George Lucas
The most significant development for markets is that the US core personal consumption expenditure (PCE) deflator – the Federal Reserve’s preferred measure of inflation – rose by 1.7 per cent in the year to January, says George Lucas managing director, Instreet Investment.
“This is the strongest increase in the PCE deflator since the end of 2012 and it is above the FOMC’s current median projection for the end of the year (1.6 per cent).
“It indicates that strong employment numbers and increasing average hourly wages are beginning to flow through to the real economy, causing “slack” in the US economy to decrease.
“This may be the wake-up call financial markets need to realize that the US and the world is not heading into recession.
“However, other recent data out of the US has also been strong.

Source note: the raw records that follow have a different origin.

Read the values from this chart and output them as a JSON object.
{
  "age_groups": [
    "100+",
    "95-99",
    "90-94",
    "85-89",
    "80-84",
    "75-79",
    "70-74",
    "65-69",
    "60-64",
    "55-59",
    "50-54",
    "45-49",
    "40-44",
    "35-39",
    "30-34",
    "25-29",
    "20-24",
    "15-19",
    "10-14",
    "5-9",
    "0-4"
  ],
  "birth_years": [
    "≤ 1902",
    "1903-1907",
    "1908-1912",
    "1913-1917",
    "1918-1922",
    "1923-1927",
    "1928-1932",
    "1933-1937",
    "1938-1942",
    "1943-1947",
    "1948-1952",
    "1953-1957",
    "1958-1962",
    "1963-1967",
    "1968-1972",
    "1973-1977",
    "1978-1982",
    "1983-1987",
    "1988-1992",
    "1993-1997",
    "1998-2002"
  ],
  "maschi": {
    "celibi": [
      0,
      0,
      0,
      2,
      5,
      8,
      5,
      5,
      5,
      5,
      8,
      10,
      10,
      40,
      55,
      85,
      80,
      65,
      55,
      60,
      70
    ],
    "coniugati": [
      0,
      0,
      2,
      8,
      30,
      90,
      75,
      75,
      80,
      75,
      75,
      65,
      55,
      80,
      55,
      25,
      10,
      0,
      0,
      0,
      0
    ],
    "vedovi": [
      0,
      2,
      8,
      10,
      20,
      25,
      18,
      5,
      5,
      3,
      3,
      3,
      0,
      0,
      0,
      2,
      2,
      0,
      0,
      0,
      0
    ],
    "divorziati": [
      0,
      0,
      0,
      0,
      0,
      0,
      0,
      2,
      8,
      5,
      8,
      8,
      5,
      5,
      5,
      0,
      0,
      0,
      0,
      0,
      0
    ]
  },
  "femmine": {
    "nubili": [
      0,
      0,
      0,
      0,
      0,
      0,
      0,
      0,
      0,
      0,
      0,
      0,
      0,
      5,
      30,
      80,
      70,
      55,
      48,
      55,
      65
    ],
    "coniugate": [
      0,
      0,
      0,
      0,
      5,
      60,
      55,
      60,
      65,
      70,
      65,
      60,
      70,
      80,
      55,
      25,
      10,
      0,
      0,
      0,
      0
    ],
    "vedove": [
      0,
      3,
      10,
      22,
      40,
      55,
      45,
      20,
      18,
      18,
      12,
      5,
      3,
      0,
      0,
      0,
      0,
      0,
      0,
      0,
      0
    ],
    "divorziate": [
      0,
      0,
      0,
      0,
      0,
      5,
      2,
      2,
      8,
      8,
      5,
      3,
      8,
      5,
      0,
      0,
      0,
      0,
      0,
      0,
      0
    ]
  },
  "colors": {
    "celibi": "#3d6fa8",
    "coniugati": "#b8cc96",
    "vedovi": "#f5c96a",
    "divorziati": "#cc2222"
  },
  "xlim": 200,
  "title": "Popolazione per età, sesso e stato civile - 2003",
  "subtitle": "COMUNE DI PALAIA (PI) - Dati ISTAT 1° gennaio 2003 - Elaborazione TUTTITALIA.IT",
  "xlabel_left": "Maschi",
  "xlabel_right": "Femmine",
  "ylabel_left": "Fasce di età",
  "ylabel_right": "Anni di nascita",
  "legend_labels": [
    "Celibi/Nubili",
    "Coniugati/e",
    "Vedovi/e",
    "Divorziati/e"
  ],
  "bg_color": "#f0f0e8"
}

Not only have we seen a rebound in industrial production, but GDP has been revised up to 1% for quarter four – in contrast, the market was expecting GDP to be revised down.
“The other development worth noting is that the strong rally in oil prices last week helped plump up markets as Brent settled at $35.10 a barrel – up 6.3 per cent for the week.
Down in Australia
The 0.8 per cent quarter on quarter rise in investment in Q4 in Australia was much better than the 8.4 per cent quarter on quarter fall in Q3. The improvement suggests that GDP growth in Q4 may be stronger than previously thought.
The RBA has been waiting for investment to rise as this is the last piece of the puzzle signalling a stronger economy and reduces the likely hood of further rate cuts in Australia going forward.
This week the RBA is highly likely to leave interest rates on hold at 2.0 per cent at Tuesday’s policy meeting, but is less likely to express its displeasure at the recent strength of the dollar in the policy statement.
Release of the Australian National Accounts on Wednesday should show that GDP rose by 0.6 per cent quarter on quarter in Q4. And the release of January’s international trade and retail sales figures on Thursday and Friday, respectively, will probably suggest that the economy performed reasonably well at the start of this year too.
G20 disappoints
Finance ministers and central bankers clashed at the G20 meeting over a number of issues – ranging from the need for global stimulus to negative interest rates. The fallout is that they are unlikely to agree on the “bold” measures urged by the International Monetary Fund (IMF) earlier this week.
The IMF wants countries that have already made commitments to the G20 growth initiative to accelerate those commitments. They feel the world needs the support right now (even though numbers out of the US are looking positive).
There was also pressure on China to do more and to implement stimulus policy quicker.
Another point of contention was divergent interest rate policies. Some countries that have adopted negative rates were attacked as it is believed this policy is aimed at boosting demand through weakening currencies – a zero sum game for the global economy.
There are also fears that after G20, Japan may intervene in currency markets to weaken the YEN. The negative interest rate policy has been over shadowed by the flight to the YEN as a safe haven currency – significantly strengthening the YEN.
With the G20 over, Japan no longer needs to be on its best behaviour and intervention in currency markets to weaken the YEN is now more likely.